The pre-fashion show teasers serve to solidify the shaky foundation of fashion already under duress and strain even before the onslaught of the global pandemic when dormant problems floated to the surface. More crucial are the facts that brands deploy these teasers to galvanize interests in their new season. It is also the notion of preserving the grand rituals of the physical shows to halt the strong potential of the coming apart of this fashion show experience in the coming new era.
The frenzy on-brand social media with all these teasers is perhaps more intensive in this window of the pre-show time frame at this juncture in time. Post-show postings are somewhat anticlimactic, like an afterthought providing more detailed information but with no intensity.
These teasers make the actual presentations more permanent in the digital space instead of a temporary thing. Would all these fashion films fade over time as brief interludes, or will some stand out as creative enterprises with their proper supporting system?
That the industry prizes the live experience of the very few guests points to a more significant issue to evolving how to share this experience at scale. The question to ask going forward is about how to convey the legitimacy, the status, and the meaning of fashion within a structured seasonal setup. The fashion shows have stalled long before the epidemic come along, exposing further rifts. The road forward isn’t as straightforward as the rush to return steadfastly to physical showings as soon as gathering restrictions receded.
How to define the new fashion season to young audiences as a kind of pop hagiography – what remained in the memory of audiences in six months are perhaps these short teasers, and less so, the actual fashion show itself.
The abundant series of extra short videos and strings of images are like headlines providing the pomp and circumstances. During the no-show year, many shows ‘staged’ have lost their cachet.
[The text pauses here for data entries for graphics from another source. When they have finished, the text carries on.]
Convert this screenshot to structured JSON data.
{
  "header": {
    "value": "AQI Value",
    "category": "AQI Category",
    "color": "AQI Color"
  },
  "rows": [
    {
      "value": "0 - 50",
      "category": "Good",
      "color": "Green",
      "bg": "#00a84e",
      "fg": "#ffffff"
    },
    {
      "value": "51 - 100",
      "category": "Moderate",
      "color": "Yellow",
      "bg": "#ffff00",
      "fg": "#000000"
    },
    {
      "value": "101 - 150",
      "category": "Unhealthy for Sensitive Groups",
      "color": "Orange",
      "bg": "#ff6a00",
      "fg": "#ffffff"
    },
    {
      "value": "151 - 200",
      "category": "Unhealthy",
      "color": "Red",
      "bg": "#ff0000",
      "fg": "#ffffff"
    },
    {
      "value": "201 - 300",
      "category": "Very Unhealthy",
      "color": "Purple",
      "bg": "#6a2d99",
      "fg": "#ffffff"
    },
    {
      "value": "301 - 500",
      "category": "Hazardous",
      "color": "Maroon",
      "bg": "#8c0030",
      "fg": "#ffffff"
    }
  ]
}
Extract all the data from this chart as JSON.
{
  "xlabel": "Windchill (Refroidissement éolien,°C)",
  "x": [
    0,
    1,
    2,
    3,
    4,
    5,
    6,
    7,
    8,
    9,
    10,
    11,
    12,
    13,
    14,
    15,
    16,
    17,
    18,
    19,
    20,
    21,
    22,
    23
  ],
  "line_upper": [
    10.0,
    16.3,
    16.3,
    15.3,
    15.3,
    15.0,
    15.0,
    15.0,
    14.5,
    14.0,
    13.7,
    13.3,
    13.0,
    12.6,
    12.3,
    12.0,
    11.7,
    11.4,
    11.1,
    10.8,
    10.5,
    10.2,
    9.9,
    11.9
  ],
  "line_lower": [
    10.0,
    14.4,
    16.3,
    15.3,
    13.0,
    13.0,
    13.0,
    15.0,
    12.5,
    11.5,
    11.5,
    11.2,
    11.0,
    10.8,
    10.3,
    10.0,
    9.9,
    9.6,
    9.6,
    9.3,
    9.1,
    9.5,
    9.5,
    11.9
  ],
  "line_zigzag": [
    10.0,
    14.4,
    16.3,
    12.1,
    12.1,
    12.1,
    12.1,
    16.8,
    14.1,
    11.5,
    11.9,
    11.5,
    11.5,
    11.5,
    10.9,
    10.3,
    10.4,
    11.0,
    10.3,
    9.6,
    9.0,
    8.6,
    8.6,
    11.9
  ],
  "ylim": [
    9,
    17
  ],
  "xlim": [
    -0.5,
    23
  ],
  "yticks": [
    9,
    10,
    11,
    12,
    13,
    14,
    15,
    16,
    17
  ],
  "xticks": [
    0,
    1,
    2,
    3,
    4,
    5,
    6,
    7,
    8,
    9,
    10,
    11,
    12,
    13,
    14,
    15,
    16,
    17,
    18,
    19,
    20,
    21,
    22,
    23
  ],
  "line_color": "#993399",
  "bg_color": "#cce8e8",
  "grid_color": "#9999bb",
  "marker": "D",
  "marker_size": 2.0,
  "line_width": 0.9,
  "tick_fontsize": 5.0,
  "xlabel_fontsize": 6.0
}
Surely, one of the great legacies of the pandemic fashion year is the birth of the ‘teasers,’ the actions a few days before any fashion shows in the pandemic era are marked by the hyperactivity each brand divulged to rally the global troops before the main event.
These teasers create a sense of belonging even before the new collections are unveiled, masking their pre-eminence necessary in the phalanx of activities in the attempts to canvas and galvanize the global fans with certain expectations enlarging this critical base. They enmesh conditions favorable to incubating the new season’s talking points and are the first to incite the upcoming narratives.
Just as Zoom will never really disappear despite complaints of fatigue, for once Zoom is too convenient. In this same way, fashion teasers are becoming like the Zoom for these fashion events – they are too good now to abandon at any time forward with live physical shows in the fall. Besides, teasers are now part of the rituals of fashion shows, real and digital.